Pick top of execution order. (Currently: M2B prompt + critique-revise.)
Do the work. Build, deploy.
You test. On the live URL. Score subjectively against the move-on criteria.
If pass: mark item done. Update at-a-glance table. Move to next item.
If fail: iterate within the module until it passes, OR explicitly flag and move on if blocking.
Dashboard reflects state — the unified Studio dashboard's Roadmap tab pulls from this.

This is a working document. Edit it as we learn. Add items as new gaps appear. Remove items if they prove unnecessary.

Open questions before kickoff

Confirm execution order. Default: M2B → M5 highlight → M8 → M6 → M7 → M9-A → M3 → … Override?
Hand-edit cadence for M2A goldens. Are you available for ~1 hr per lesson × 5 lessons over the next week?
Streaming priority. M4 currently sits at #14 (~3-5 days). Pull earlier or leave there?
Cancellation UX. Pressing Esc mid-prepare should cancel — currently doesn't. Is that worth making a Phase A item in M6?

Drafted 2026-04-29 in response to: "create that roadmap and work on it granularly." Manual testing only. Module-by-module cadence. The 14-phase roadmap is the destination; this is the route.

Appendix · The destination — what comes after the 9-module push

Tier A · Polish (~3–4 weeks): Take all 9 modules from 🟠 developing → 🟡 solid. Delivers Phases 2 (Board craft), 3 (Interjection), 4 (Engagement) of the 14-phase roadmap.

Tier B · New capabilities (~2–3 weeks): - Phase 5 — Pedagogy bedrock: sympy unit validator, source citations everywhere, misconception library v0 with 30 tagged misconceptions, Mayer-principles audit - Phase 7 — Tool-using agent (sandboxed): tutorial-led entry mode with live planner-executor agent + lookup_fact + derive_step skills

Tier C · New modules + content (~3–4 weeks): - Phase 8 — Adaptive intelligence + memory (new M10 module): per-user mastery model, FERPA-aware cross-session memory, spaced repetition, diagnostic pre-assessment - Phase 11 — Pre-warm corpus scale: 150 hand-curated Tier 1 + 500 auto-gated Tier 2 + 850 on-demand Tier 3 lessons across physolympiad + SuperStem + Wikipedia

Tier D · Reach + Deploy (~6–8 weeks): - Phase 10 — Mobile + accessibility: M9 reflow for phones/tablets, touch mic, captions, screen-reader, WCAG 2.2 AA - Phase 12 — Production pilot: physolympiad.com integration, S3 audio, real auth + rate limits, 50–150 student RCT vs.

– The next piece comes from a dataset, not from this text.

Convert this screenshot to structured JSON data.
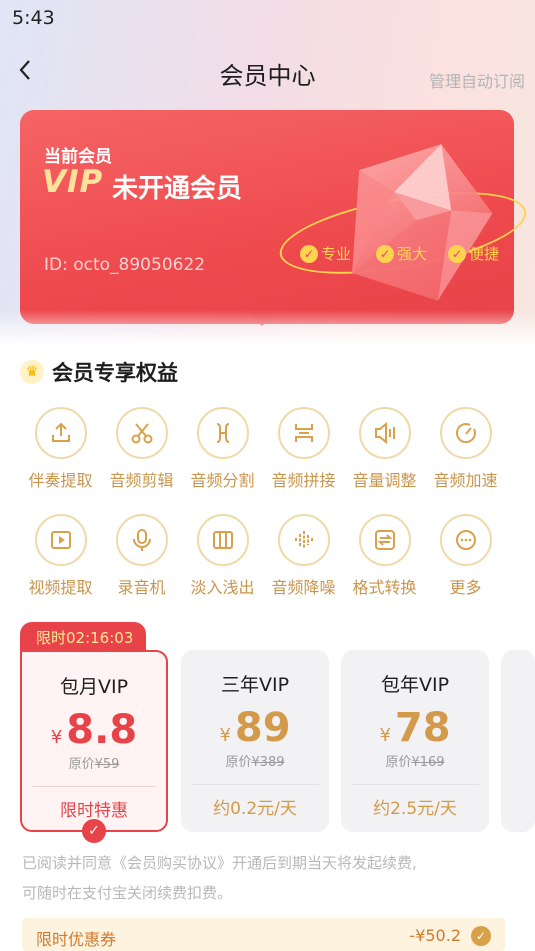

Khan Academy - Phase 13 — Subject coverage + scale: math primitives, modern physics, new M11 (teacher dashboard) + M12 (parent dashboard), library scale-up to 1500 topics

Tier E · Future (~2–3 weeks, on-demand): - Phase 14 — Classroom mode (parked): multi-voice detection, group UX, per-student aggregation, teacher orchestration. Activates when ≥3 schools ask.

Total elapsed to production pilot: ~2 weeks (current module push) + ~14–19 weeks (Tiers A–D) = ~16–21 weeks total ≈ 4–5 months.